This pattern indicates a fundamental problem with the timing not happening at all, and not marginal timing. The system worked fine on PlutoSDR. Stock LibreSDR firmware booted without issues. What was different? Well, the presence of our design was different. But, how could hardware working perfectly on another platform, and working perfectly in simulation, cause this sort of a failure?
The key insight came from comparing Pluto and LibreSDR at the hardware interface level. Pluto uses a CMOS digital interface to the AD9361 radio chip. No timing calibration needed. LibreSDR uses LVDS, which requires precise timing calibration between FPGA and AD9361. The driver’s tuning algorithm sends test patterns through the transmit path and checks what comes back on the feedback clock.

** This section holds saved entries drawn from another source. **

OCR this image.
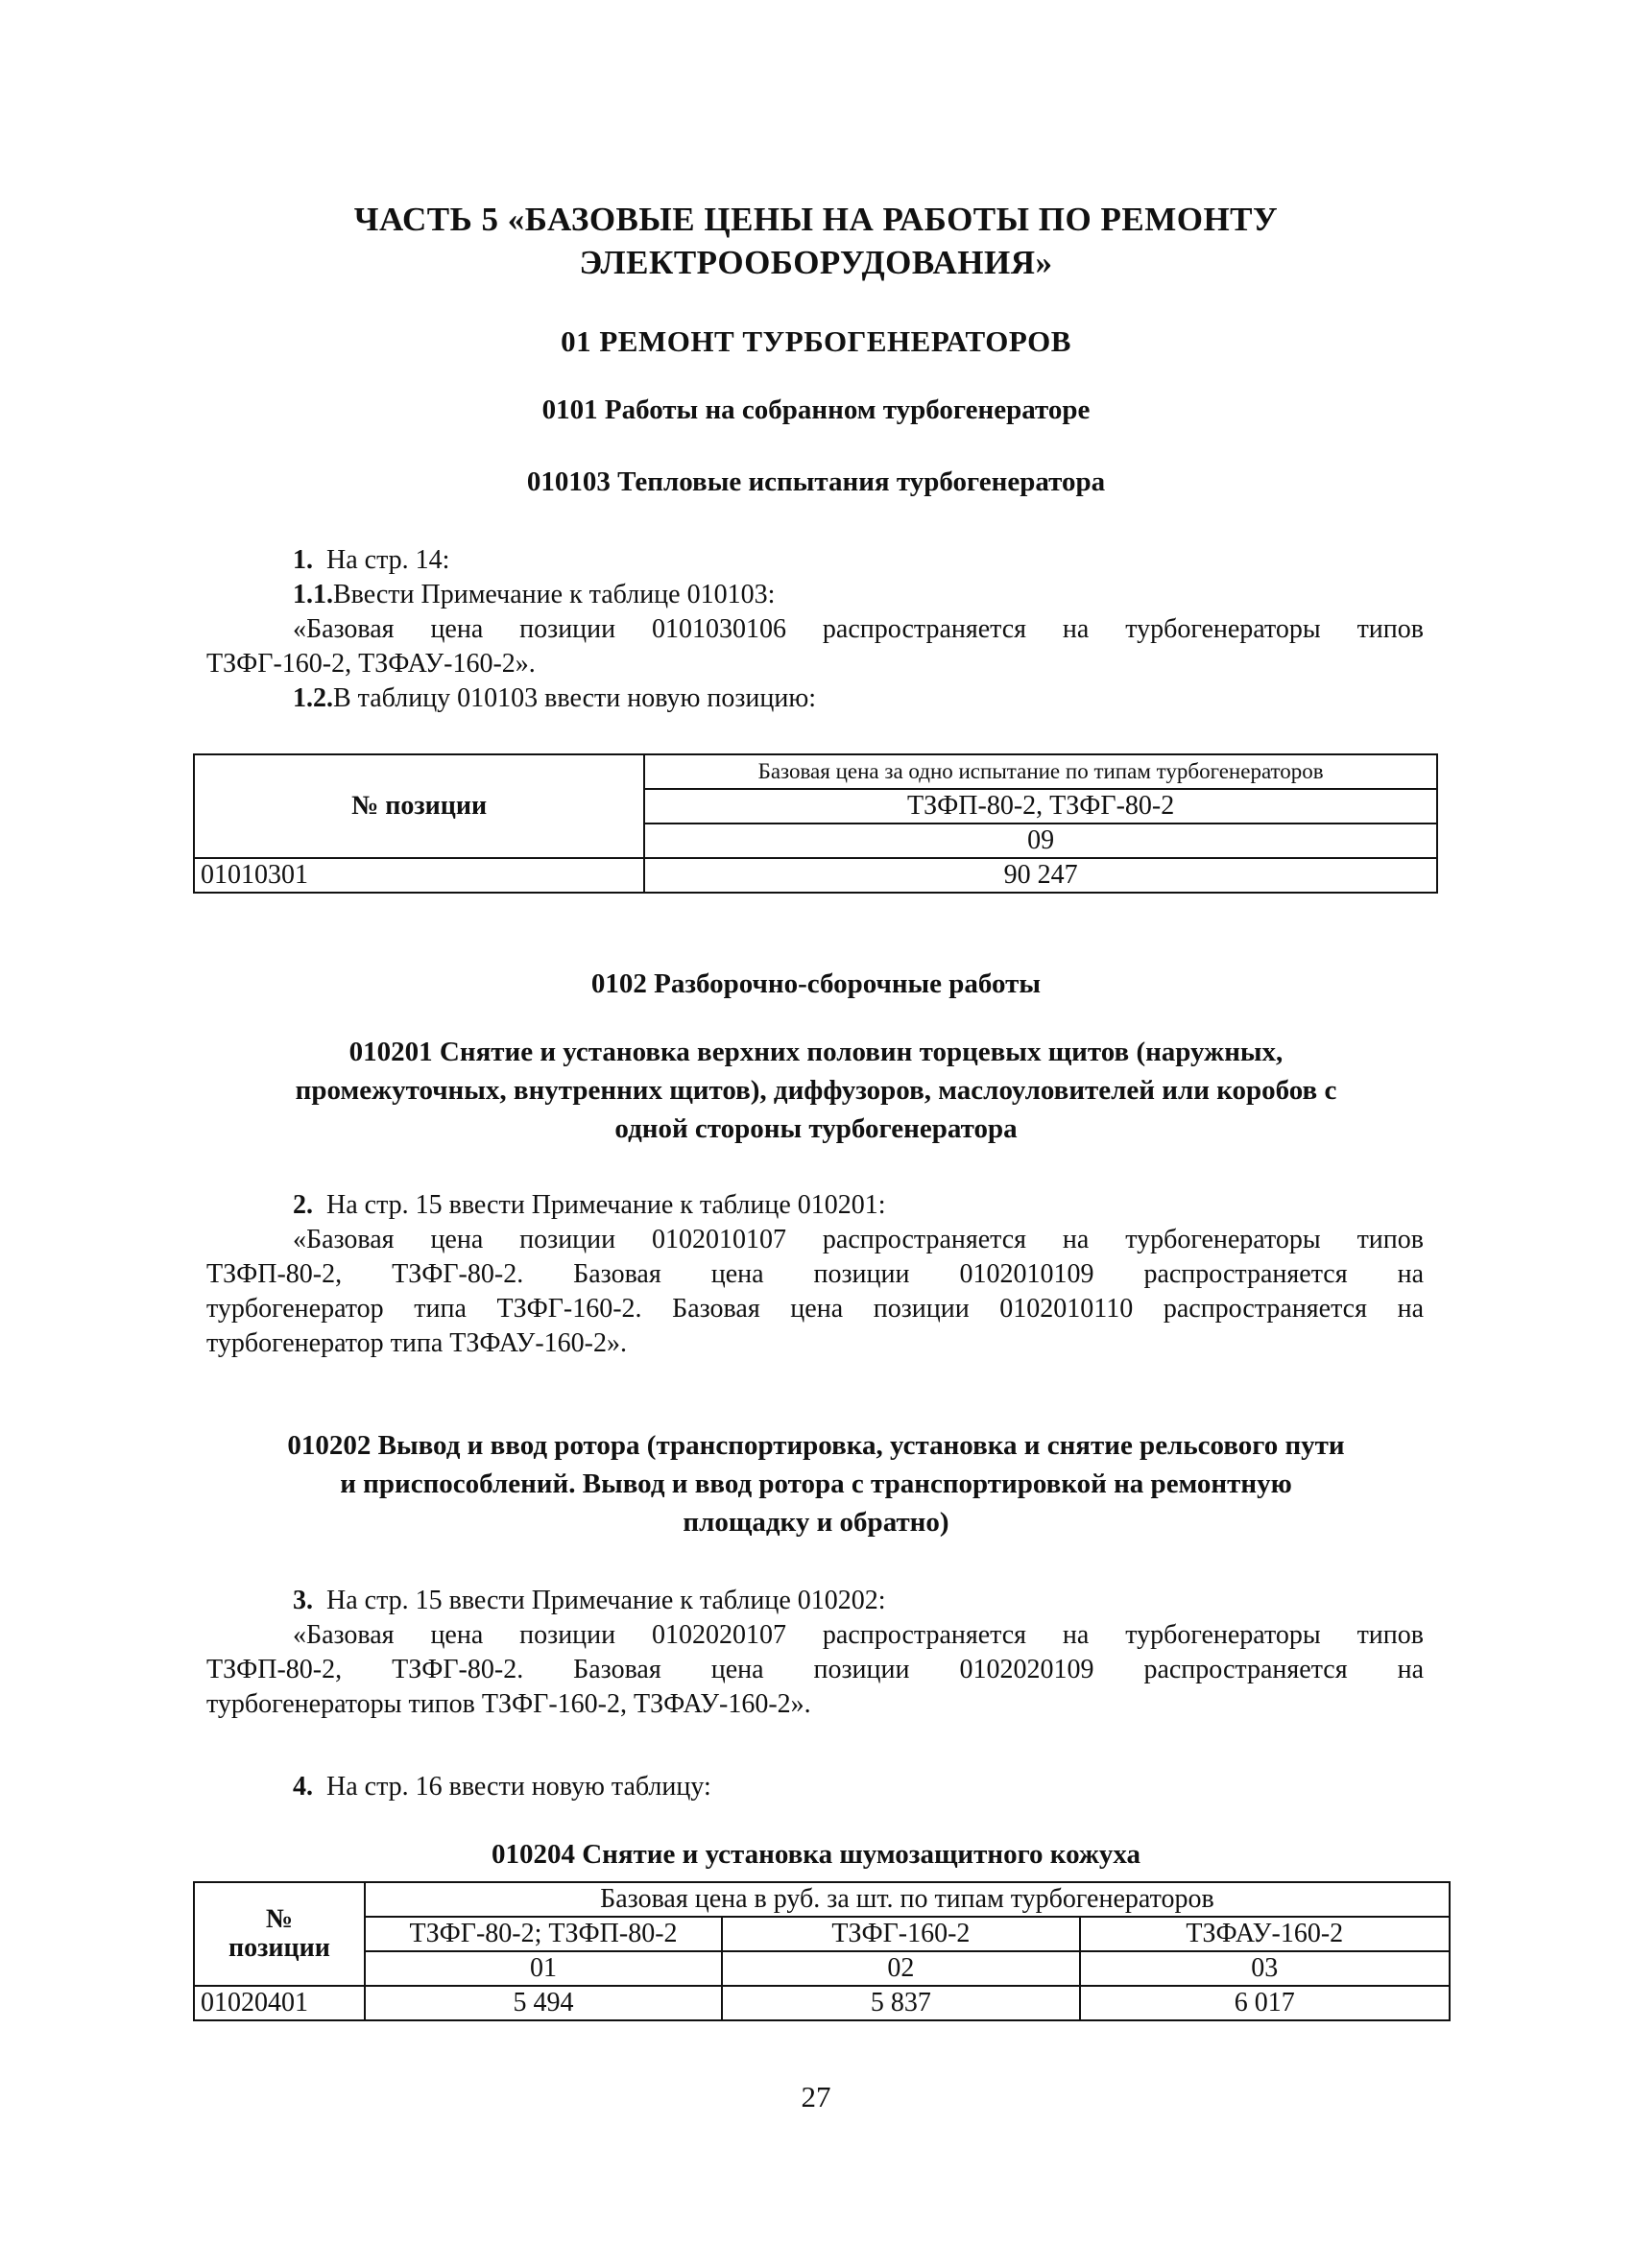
ЧАСТЬ 5 «БАЗОВЫЕ ЦЕНЫ НА РАБОТЫ ПО РЕМОНТУ
ЭЛЕКТРООБОРУДОВАНИЯ»
01 РЕМОНТ ТУРБОГЕНЕРАТОРОВ
0101 Работы на собранном турбогенераторе
010103 Тепловые испытания турбогенератора
1. На стр. 14:
1.1.Ввести Примечание к таблице 010103:
«Базовая цена позиции 0101030106 распространяется на турбогенераторы типов
ТЗФГ-160-2, ТЗФАУ-160-2».
1.2.В таблицу 010103 ввести новую позицию:
№ позиции	Базовая цена за одно испытание по типам турбогенераторов
	ТЗФП-80-2, ТЗФГ-80-2
	09
01010301	90 247
0102 Разборочно-сборочные работы
010201 Снятие и установка верхних половин торцевых щитов (наружных,
промежуточных, внутренних щитов), диффузоров, маслоуловителей или коробов с
одной стороны турбогенератора
2. На стр. 15 ввести Примечание к таблице 010201:
«Базовая цена позиции 0102010107 распространяется на турбогенераторы типов
ТЗФП-80-2, ТЗФГ-80-2. Базовая цена позиции 0102010109 распространяется на
турбогенератор типа ТЗФГ-160-2. Базовая цена позиции 0102010110 распространяется на
турбогенератор типа ТЗФАУ-160-2».
010202 Вывод и ввод ротора (транспортировка, установка и снятие рельсового пути
и приспособлений. Вывод и ввод ротора с транспортировкой на ремонтную
площадку и обратно)
3. На стр. 15 ввести Примечание к таблице 010202:
«Базовая цена позиции 0102020107 распространяется на турбогенераторы типов
ТЗФП-80-2, ТЗФГ-80-2. Базовая цена позиции 0102020109 распространяется на
турбогенераторы типов ТЗФГ-160-2, ТЗФАУ-160-2».
4. На стр. 16 ввести новую таблицу:
010204 Снятие и установка шумозащитного кожуха
№
позиции	Базовая цена в руб. за шт. по типам турбогенераторов		
	ТЗФГ-80-2; ТЗФП-80-2	ТЗФГ-160-2	ТЗФАУ-160-2
	01	02	03
01020401	5 494	5 837	6 017
27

Here’s where our MSK circuits caused the problem. In our FPGA design, the MSK modulator sits directly in the TX data path. During kernel boot, before any userspace initialization, MSK outputs zeros. The tuning algorithm expects to see its test patterns reflected back. Instead, it sees nothing but zeros at every timing setting. Every cell fails. Stock LibreSDR firmware passes tuning because its FPGA design has a clean path from the internal DDS to the DAC during boot.The AD9361 driver supports a digital-interface-tune-skip-mode device tree property. That’s a fancy way of saying that we have choices for how the driver does these tests. There’s a setting that can be 0, 1, 2, or 3.
0 = Tune both RX and TX
1 = Skip RX tuning
2 = Skip TX tuning
3 = Skip both
Setting skip-mode to 2 tells the driver “Don’t try to calibrate TX timing because the FPGA handles it.” This looked like what would be most correct for our design. MSK owns the transmit data path, and our FPGA timing constraints were already met with 0.932 ns of “slack”, or timing margin. RX tuning still runs normally because MSK sits downstream of where this test occurs on the receive path.
The fix was a one-line change in ori/libre/linux-dts/zynq-libre.dtsi. Here’s that change!

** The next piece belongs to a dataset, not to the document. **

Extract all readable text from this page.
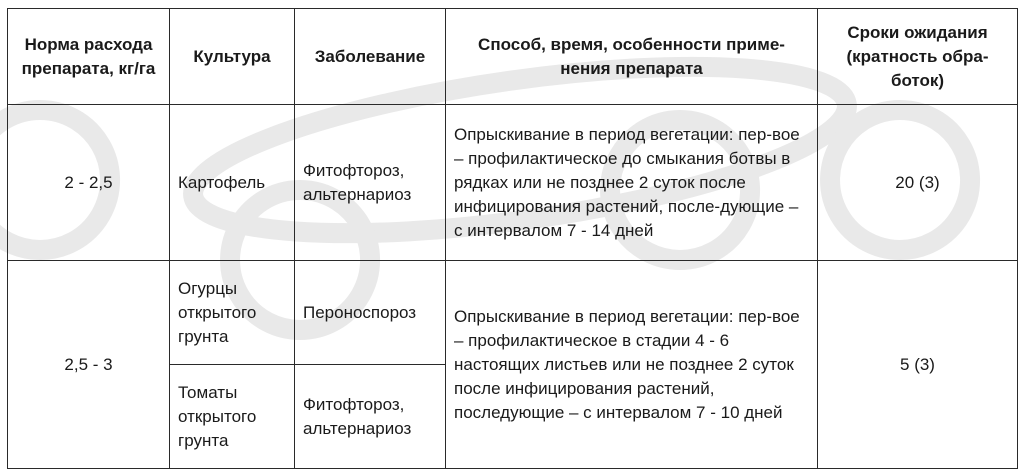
Норма расхода препарата, кг/га	Культура	Заболевание	Способ, время, особенности приме-нения препарата	Сроки ожидания (кратность обра-боток)
2 - 2,5	Картофель	Фитофтороз, альтернариоз	Опрыскивание в период вегетации: пер-вое – профилактическое до смыкания ботвы в рядках или не позднее 2 суток после инфицирования растений, после-дующие – с интервалом 7 - 14 дней	20 (3)
2,5 - 3	Огурцы открытого грунта	Пероноспороз	Опрыскивание в период вегетации: пер-вое – профилактическое в стадии 4 - 6 настоящих листьев или не позднее 2 суток после инфицирования растений, последующие – с интервалом 7 - 10 дней	5 (3)
	Томаты открытого грунта	Фитофтороз, альтернариоз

adi,digital-interface-tune-skip-mode = <2>; /* Skip TX tuning - MSK owns TX path */
This one line removed the block and we were able to boot and confirm transmission over the air. This revealed yet more very interesting problems that will be described in next month’s newsletter.
While debugging the boot issue, we discovered the build system was generating a Pluto-centric uEnv.txt that lacked SD card boot support for LibreSDR. We had to manually swap in the uEnv.txt file to get it to boot off the SD card. This wasn’t going to work long-term, so we updated the Makefile. It now automatically adds the sdboot command for SD card booting and fixes the serial port address (serial@e0001000 to serial@e0000000). These fixes apply only when PLATFORM=libre, keeping Pluto builds unchanged.

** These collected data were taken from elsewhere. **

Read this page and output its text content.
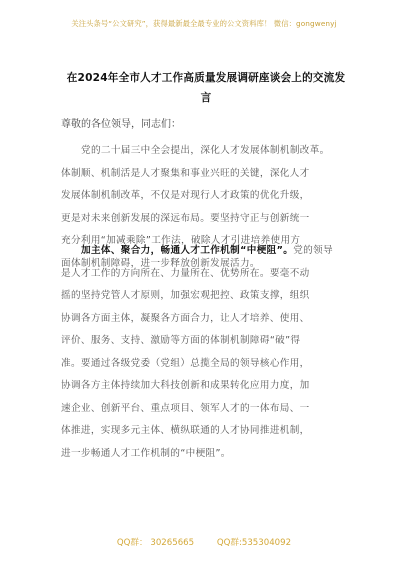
关注头条号“公文研究”，获得最新最全最专业的公文资料库！ 微信：gongwenyj
在2024年全市人才工作高质量发展调研座谈会上的交流发
言
尊敬的各位领导，同志们：
党的二十届三中全会提出，深化人才发展体制机制改革。
体制顺、机制活是人才聚集和事业兴旺的关键，深化人才
发展体制机制改革，不仅是对现行人才政策的优化升级，
更是对未来创新发展的深远布局。要坚持守正与创新统一
充分利用“加减乘除”工作法，破除人才引进培养使用方
面体制机制障碍，进一步释放创新发展活力。
加主体、聚合力，畅通人才工作机制“中梗阻”。党的领导
是人才工作的方向所在、力量所在、优势所在。要毫不动
摇的坚持党管人才原则，加强宏观把控、政策支撑，组织
协调各方面主体，凝聚各方面合力，让人才培养、使用、
评价、服务、支持、激励等方面的体制机制障碍“破”得
准。要通过各级党委（党组）总揽全局的领导核心作用，
协调各方主体持续加大科技创新和成果转化应用力度，加
速企业、创新平台、重点项目、领军人才的一体布局、一
体推进，实现多元主体、横纵联通的人才协同推进机制，
进一步畅通人才工作机制的“中梗阻”。
QQ群： 30265665	QQ群:535304092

With these changes, LibreSDR booted successfully with the MSK modem. We confirmed TX/RX state machine registers responding via libiio, RSSI register readable (custom MSK logic working), frame sync status visible, RF transmission confirmed on spectrum analyzer, and the 61.44 MHz sample clock verified. This was a huge step forward, and gave us valuable experience in porting our design to different FPGAs. We expect to port the design to the zcu102 development board (with Ultrascale+ FPGA) in order to demonstrate Haifuraiya HEO/GEO satellite work in 2026. The port process, in order for Opulent Voice to be in the uplink receiver channel bank, will go very similar to what is described here.
In Remote Labs today, we’re now debugging actual MSK modem behavior (frame timing and synchronization) rather than fighting boot failures. This represents a significant milestone: the first successful integration of the Opulent Voice FPGA design with LibreSDR hardware.
Lessons learned? CMOS vs LVDS interfaces have different boot-time requirements that aren’t obvious until you hit them. When custom FPGA logic sits in the data path, driver auto-calibration may not work as expected. Device tree properties can tell drivers “I know what I’m doing” when appropriate. Build system automation prevents manual copy errors that waste debugging time.
Next steps? Debug the weird 9.42-frame gap appearing after dummy frames. Investigate frame synchronization timing. Loopback testing to verify full transmit and receive chain. And, integration testing with Dialogus and Interlocutor.
Finally, we could close the circle. We had to abandon the PlutoSDR because we ran out of room on the FPGA. What did the FPGA utilization look like now on the LIbreSDR?

Well, that’s a lot better! The design has a different shape because of the different layout of the programmable logic. And, there’s more room. But wait. There’s something wrong.
Look at the decoder utilization. Only 3 logic units? That’s not even remotely plausible. The Viterbi decoder had been completely optimized out! Our decoder is a hollow shell, just passing data from derandomizer to deinterleaver.

Aggressively adding instructions to the synthesis tool reversed the damage. Carefully inspecting the log files for any disconnections or removed logic, and protecting any signals affected anywhere in our design, finally resulted in a completely clean bill of health. Utilization reports were run again, and the true picture of how much logic it takes to place and route our design came into focus.

With hard decision Viterbi decoder and a hard decision synchronization word detector, we are at 56% utilization. We now have plenty of room to go back to the bit-level interleaver, upgrade to a soft decision decoder, and get a true correlator for the synch word detector. This is a very satisfying result and gives us a truly good place to be for 2026.